The visualisation in Figure 2 shows the visual correlation of the structure of the dataset with the final value of the contract.

It clearly reveals one state (coloured orange), with the following average properties: criteria for selection was the price, tenders have been published in the EU, average number of received bids was 1 and the final value of the contract was 84.8 million EUR.

Figure 3: The most prevalent state in the “Slovenian hospitals” model.

Comparing with the most prevalent states shown in Figure 3, marked as “Criteria: price” (in Slovenian language: “Merila cena”), this state highly deviates from other states. This most prevalent state has the following average properties: criteria for selection was the price, tenders have not been published in the EU, average number of received bids was 2 and the final value of the contract was around 57,443 EUR.

Another most prevalent state, dubbed as “Published in EU: yes” also has a low number of bids. In that state, the criteria for selection were the price in 96% of cases, all tenders have been published in the EU, the average number of received bids was 1.7 and the final value of the contract was around 618,881 EUR.
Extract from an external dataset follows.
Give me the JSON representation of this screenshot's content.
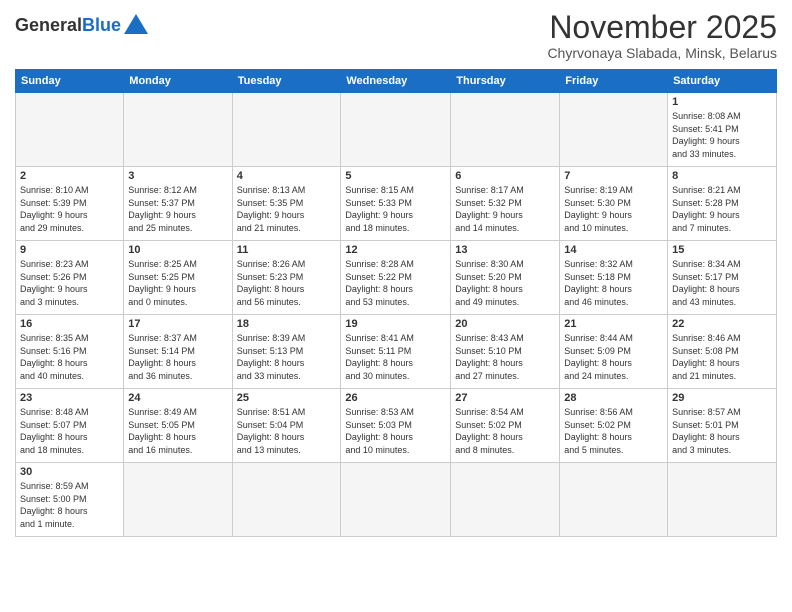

Introducing further recolouring mechanisms based on selected attributes reveal another state (Figure 4), which plots final values of the contract above average. This state has the following average properties: criteria for selection was in 92% the price, all tenders have been published in the EU, the average number of received bids was 9.4 and the final value of the contract was around 25,1 million EUR.

Figure 4: State with the second highest average value of contracts.

The distribution of numbers of received bids shows that in general, hospitals in Slovenia only receive a low number of bids. This could be an indicator of low competition. However, this is not always the case. By selecting colouring based on this attribute – number of received bids – we can quickly spot one state, with an average number of 57,18 received bids (Figure 5). This state has the following average properties: criteria for selection was always the price, 82% of the tenders have been published in the EU and the final value of the contract was around 3,6 million EUR.

Adding to this, we can spot another two states with above average numbers of received bids, with the following properties: in the first, the criteria for selection were in all cases price, 85% of the tenders have been published in the EU, the average number of received bids was 32,2 and the final value of the contract was around 1,2 million EUR. In the second case, the criteria for selection were in all cases price, 79% of the tenders have been published in the EU, the average number of received bids was 16 and the final value of the contract was around 1,6 million EUR.

Figure 5: State with the highest average number of received bids.

The complexity and the vast amount of public procurement data means that patterns in that data are hard to spot even for people who have a solid background in data analytics. But searching for recurrent patterns and anomalies is much easier if these patterns stand out visually. The two examples above show how the StreamStory tool can help users identify and investigate recurrent behaviour in this data as it visually exposes interesting patterns and also provides automatically generated suggestions of possible interpretations and descriptions.

StreamStory has been designed to be easy to use. Admittedly, it does require appropriate preparation of input data (i.e. a transformation of the dynamic network into sparse feature vectors). Fortunately, the export function on our web analytics platform solves this problem. Together with our web analytics platform, StreamStory is a very useful tool for domain experts such as public procurement officials and decision makers, investigative journalists or other interested members of the public. StreamStory, together with our web analytics platform, can raise significantly levels of transparency and can help detect unwanted behaviour.